If you prefer to continue processing while dropping malformed records, swap the assert actions for filter expressions that stop bad events from reaching the output.

4. Choose an output

During development route events to Print so you can inspect the payloads in Run & Trace. When the results look correct, replace the output with the destination you need:

  • S3 or another object store bucket for long-term storage.
  • Worker channel if you plan to enrich the events further in a downstream job.
  • HTTP POST to send the normalised data to a reporting API.

Remember that every job still has exactly one output. Use worker channels to fan out to multiple sinks.

5. Test and iterate

  1. With the actions in place, click Run & Trace. The editor sends the job definition to /api/jobs/run, executes it once on a worker, and streams the trace back so you can inspect each step.
  2. Verify that a GA4 export file produces the expected number of events, that the flattened field names align with your schema, and that the @timestamp matches the original GA4 timestamp.
  3. Adjust filters, renames, or conversions until the trace looks right.

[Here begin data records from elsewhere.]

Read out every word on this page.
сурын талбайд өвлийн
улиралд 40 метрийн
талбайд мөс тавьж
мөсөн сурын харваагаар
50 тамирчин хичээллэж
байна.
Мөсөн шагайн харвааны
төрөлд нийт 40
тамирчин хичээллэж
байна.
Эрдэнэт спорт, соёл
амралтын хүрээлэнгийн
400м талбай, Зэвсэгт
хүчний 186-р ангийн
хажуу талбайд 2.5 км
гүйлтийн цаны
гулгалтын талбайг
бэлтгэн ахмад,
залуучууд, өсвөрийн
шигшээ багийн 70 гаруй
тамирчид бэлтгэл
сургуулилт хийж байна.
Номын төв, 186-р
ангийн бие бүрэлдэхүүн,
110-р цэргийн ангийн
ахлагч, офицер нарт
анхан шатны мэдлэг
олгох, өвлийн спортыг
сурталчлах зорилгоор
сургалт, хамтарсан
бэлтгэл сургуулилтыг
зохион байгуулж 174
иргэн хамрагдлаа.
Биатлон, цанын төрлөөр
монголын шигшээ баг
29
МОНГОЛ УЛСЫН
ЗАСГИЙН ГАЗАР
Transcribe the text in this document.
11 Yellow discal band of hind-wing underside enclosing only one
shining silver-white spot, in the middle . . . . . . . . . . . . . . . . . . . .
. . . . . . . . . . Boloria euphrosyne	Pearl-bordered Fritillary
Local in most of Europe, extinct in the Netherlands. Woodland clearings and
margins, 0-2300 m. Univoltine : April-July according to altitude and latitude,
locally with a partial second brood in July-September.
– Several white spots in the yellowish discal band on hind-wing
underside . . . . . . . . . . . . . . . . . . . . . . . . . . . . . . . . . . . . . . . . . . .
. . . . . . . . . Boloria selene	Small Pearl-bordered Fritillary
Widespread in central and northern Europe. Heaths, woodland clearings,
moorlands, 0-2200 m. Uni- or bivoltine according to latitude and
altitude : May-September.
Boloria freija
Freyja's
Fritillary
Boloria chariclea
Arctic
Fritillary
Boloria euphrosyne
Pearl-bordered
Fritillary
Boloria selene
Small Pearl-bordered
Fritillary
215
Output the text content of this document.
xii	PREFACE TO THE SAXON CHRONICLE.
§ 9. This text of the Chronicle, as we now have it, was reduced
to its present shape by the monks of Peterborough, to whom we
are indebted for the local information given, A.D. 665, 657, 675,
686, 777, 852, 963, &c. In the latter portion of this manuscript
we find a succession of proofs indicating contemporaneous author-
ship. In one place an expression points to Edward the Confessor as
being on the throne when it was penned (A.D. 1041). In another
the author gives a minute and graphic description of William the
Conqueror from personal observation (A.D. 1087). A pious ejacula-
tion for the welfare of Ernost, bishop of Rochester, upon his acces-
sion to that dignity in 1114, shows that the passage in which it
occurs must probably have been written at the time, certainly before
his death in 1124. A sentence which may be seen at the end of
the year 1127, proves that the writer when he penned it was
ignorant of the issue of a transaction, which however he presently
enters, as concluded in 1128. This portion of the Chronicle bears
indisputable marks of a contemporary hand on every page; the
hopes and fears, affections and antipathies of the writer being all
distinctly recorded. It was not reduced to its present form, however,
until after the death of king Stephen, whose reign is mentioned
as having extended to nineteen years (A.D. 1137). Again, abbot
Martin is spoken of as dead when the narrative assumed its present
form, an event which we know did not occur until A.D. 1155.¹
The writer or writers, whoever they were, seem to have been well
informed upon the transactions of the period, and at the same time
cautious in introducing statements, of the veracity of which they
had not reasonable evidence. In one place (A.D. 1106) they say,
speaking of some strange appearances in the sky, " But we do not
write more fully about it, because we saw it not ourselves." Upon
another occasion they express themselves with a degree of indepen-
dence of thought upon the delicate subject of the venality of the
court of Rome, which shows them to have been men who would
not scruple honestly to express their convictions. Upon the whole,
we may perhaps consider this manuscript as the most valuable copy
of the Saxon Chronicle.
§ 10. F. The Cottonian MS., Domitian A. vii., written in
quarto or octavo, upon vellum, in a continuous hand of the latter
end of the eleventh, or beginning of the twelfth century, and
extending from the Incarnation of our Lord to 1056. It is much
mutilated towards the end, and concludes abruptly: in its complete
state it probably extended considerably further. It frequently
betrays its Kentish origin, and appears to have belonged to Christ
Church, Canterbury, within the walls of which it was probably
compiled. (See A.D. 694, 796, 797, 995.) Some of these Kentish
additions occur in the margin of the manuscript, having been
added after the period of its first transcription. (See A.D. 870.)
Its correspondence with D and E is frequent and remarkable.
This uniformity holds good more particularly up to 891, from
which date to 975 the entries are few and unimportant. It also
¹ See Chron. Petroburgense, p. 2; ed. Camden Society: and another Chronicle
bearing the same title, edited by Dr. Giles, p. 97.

6. Stage, deploy, and monitor

  1. Save and Stage the job to capture an immutable revision.
  2. Deploy it to a non-production worker first. Watch Operate > Job status to confirm throughput and check for assertion failures.
  3. Configure the trigger so the job runs on your desired cadence (for example, interval: 1h to pick up hourly exports or a cron expression for daily runs).
  4. Promote to production workers once the metrics look healthy, and wire the job into your CI/CD flow using the steps in CI/CD automation.
  5. Add monitoring and alerts via Operate monitoring so operators know when object downloads fail or assertion rates spike.

By layering declarative actions and guarding the schema with assertions, you keep GA4 migrations predictable and auditable. When the export format changes, the job fails fast during staging runs, and your team can adjust the transformation pipeline before it ever reaches production.